Steven just remarked on the Educause training toolkit for information literacy that somehow missed the fact that libraries have been working on it for some time. D’oh! This presentation on an Annenberg School-sponsored media survey also struck me as a place where “library” as a source of information is noticeably absent. (So are books.) Admittedly, the focus is on how media can recapture people’s attention as a trusted source of information, and it’s really focused on “how do we get consumers to pay attention to our advertising so we can recover that revenue stream.” But still … the survey asked about where people turn to find trusted information. The library is not one of the options. (See especially slides 20 and 24.)
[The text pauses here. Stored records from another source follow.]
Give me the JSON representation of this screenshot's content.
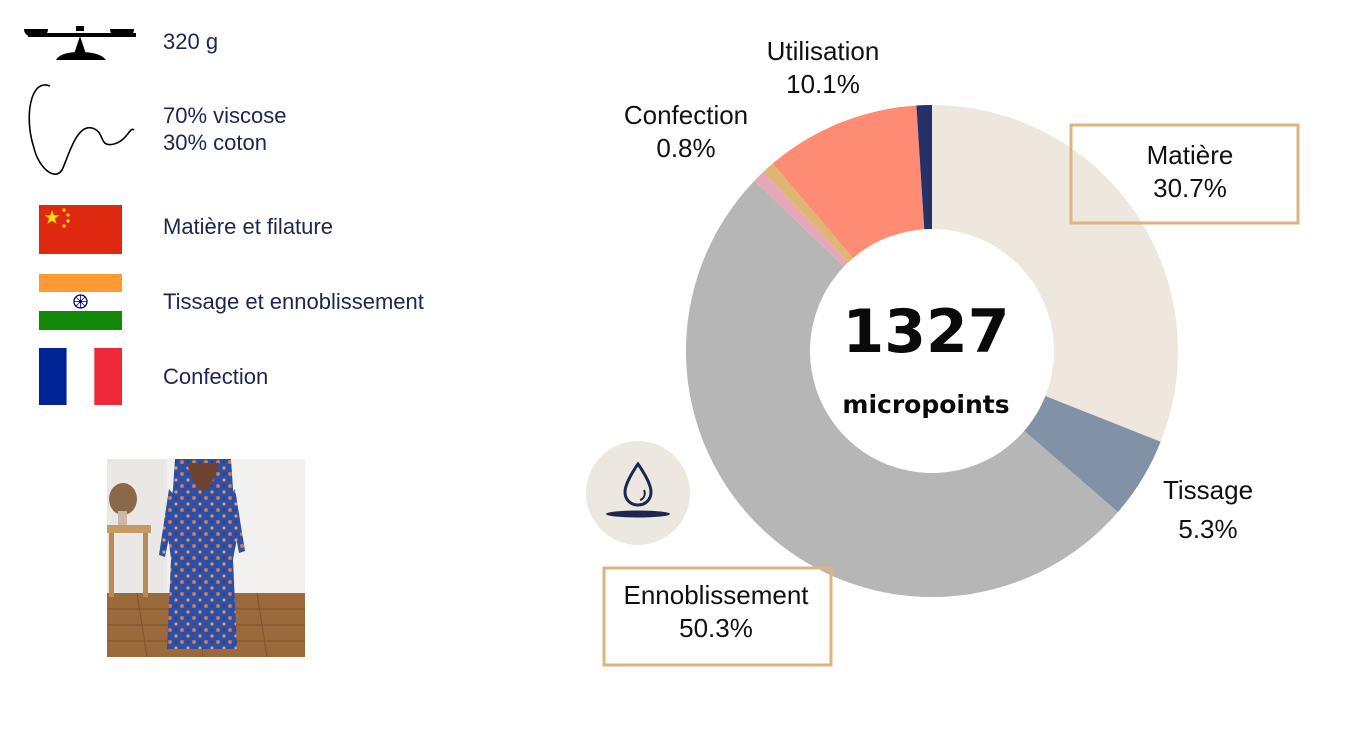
{
  "product": {
    "weight": "320 g",
    "composition": [
      "70% viscose",
      "30% coton"
    ],
    "origins": [
      {
        "flag": "china-flag-icon",
        "label": "Matière et filature"
      },
      {
        "flag": "india-flag-icon",
        "label": "Tissage et ennoblissement"
      },
      {
        "flag": "france-flag-icon",
        "label": "Confection"
      }
    ],
    "icons": {
      "weight": "balance-scale-icon",
      "composition": "fiber-thread-icon",
      "water": "water-drop-icon"
    }
  },
  "chart_data": {
    "type": "pie",
    "donut": true,
    "center_value": "1327",
    "center_unit": "micropoints",
    "slices": [
      {
        "label": "Matière",
        "value": 30.7,
        "display": "30.7%",
        "color": "#ede7de",
        "boxed": true
      },
      {
        "label": "Tissage",
        "value": 5.3,
        "display": "5.3%",
        "color": "#8292a6",
        "boxed": false
      },
      {
        "label": "Ennoblissement",
        "value": 50.3,
        "display": "50.3%",
        "color": "#b6b6b6",
        "boxed": true
      },
      {
        "label": "",
        "value": 0.8,
        "display": "",
        "color": "#e5a7b9",
        "boxed": false
      },
      {
        "label": "Confection",
        "value": 0.8,
        "display": "0.8%",
        "color": "#dfb673",
        "boxed": false
      },
      {
        "label": "Utilisation",
        "value": 10.1,
        "display": "10.1%",
        "color": "#fe8c74",
        "boxed": false
      },
      {
        "label": "",
        "value": 1.0,
        "display": "",
        "color": "#253267",
        "boxed": false
      }
    ],
    "label_box_color": "#dcb57c"
  }
}
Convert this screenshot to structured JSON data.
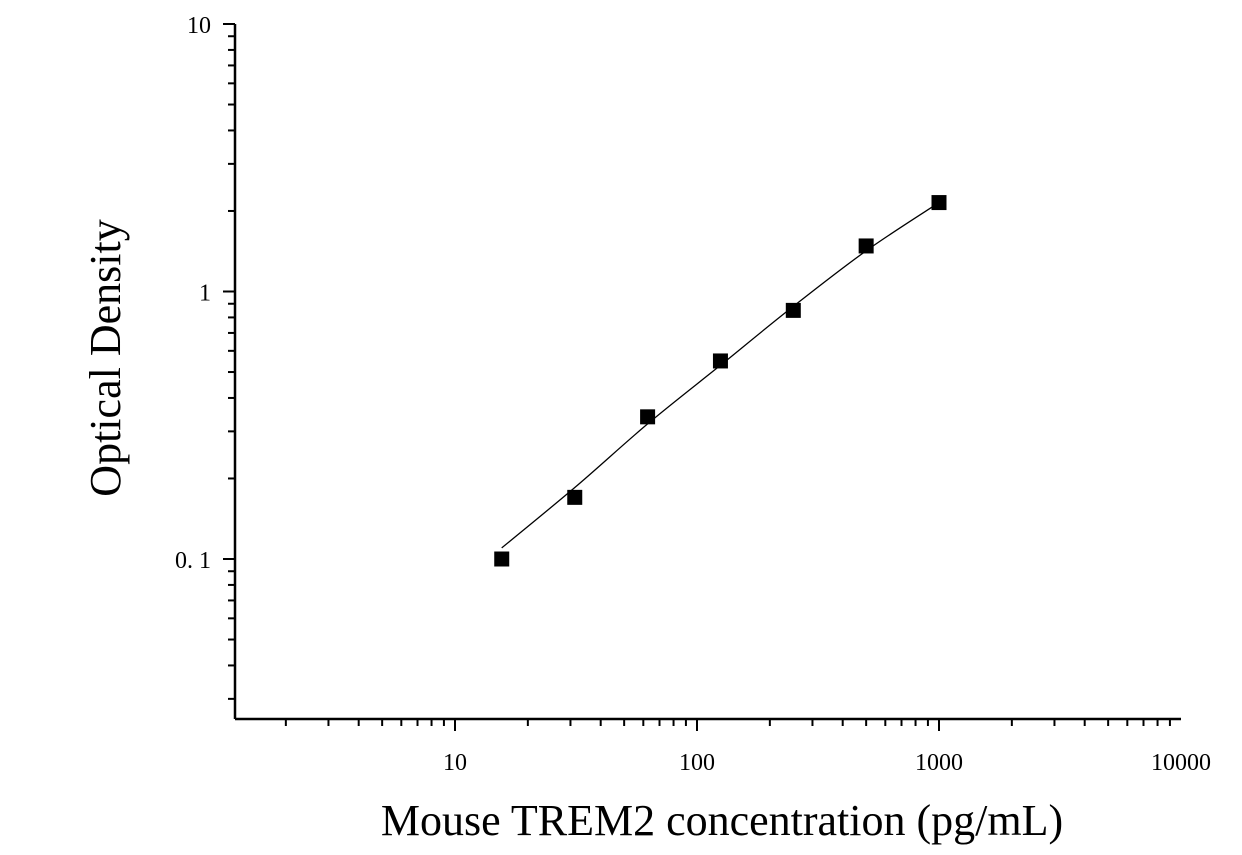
{
  "chart_data": {
    "type": "scatter",
    "title": "",
    "xlabel": "Mouse TREM2 concentration (pg/mL)",
    "ylabel": "Optical Density",
    "x_scale": "log",
    "y_scale": "log",
    "xlim": [
      1.1,
      10000
    ],
    "ylim": [
      0.025,
      10
    ],
    "grid": false,
    "legend": "none",
    "x_ticks": [
      {
        "value": 10,
        "label": "10"
      },
      {
        "value": 100,
        "label": "100"
      },
      {
        "value": 1000,
        "label": "1000"
      },
      {
        "value": 10000,
        "label": "10000"
      }
    ],
    "y_ticks": [
      {
        "value": 0.1,
        "label": "0. 1"
      },
      {
        "value": 1,
        "label": "1"
      },
      {
        "value": 10,
        "label": "10"
      }
    ],
    "series": [
      {
        "marker": "square",
        "color": "#000000",
        "points": [
          {
            "x": 15.6,
            "y": 0.1
          },
          {
            "x": 31.25,
            "y": 0.17
          },
          {
            "x": 62.5,
            "y": 0.34
          },
          {
            "x": 125,
            "y": 0.55
          },
          {
            "x": 250,
            "y": 0.85
          },
          {
            "x": 500,
            "y": 1.48
          },
          {
            "x": 1000,
            "y": 2.15
          }
        ]
      }
    ],
    "fit_curve": {
      "type": "smooth",
      "color": "#000000",
      "points": [
        {
          "x": 15.6,
          "y": 0.11
        },
        {
          "x": 31.25,
          "y": 0.185
        },
        {
          "x": 62.5,
          "y": 0.32
        },
        {
          "x": 125,
          "y": 0.53
        },
        {
          "x": 250,
          "y": 0.88
        },
        {
          "x": 500,
          "y": 1.42
        },
        {
          "x": 1000,
          "y": 2.15
        }
      ]
    }
  }
}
The survey focused entirely on sources of information that can be optimized for advertising dollars – and how to drive the public toward news media for purchasing decisions – so they may have just decided libraries don’t belong on the list. But when they ask about “where you go for information” and libraries aren’t there, it suggests value is only attached to information sources that exist to generate advertising dollars and stock dividends.
The study reports that people are increasingly skeptical about mass media and that “word of mouth” is more important than being told what to read through PR and marketing. In other words, you PR flaks have shot yourselves in the foot and are now trying to learn how to talk like a human.
Maybe our users need to get a little more outspoken. Libraries have net assets worth billions! You can claim your dividend every time you use them! You can use them online with no pay wall! And no harvesting of personal information or annoying banner ads!
I think we have an edge, here, if only we were able to get the word out.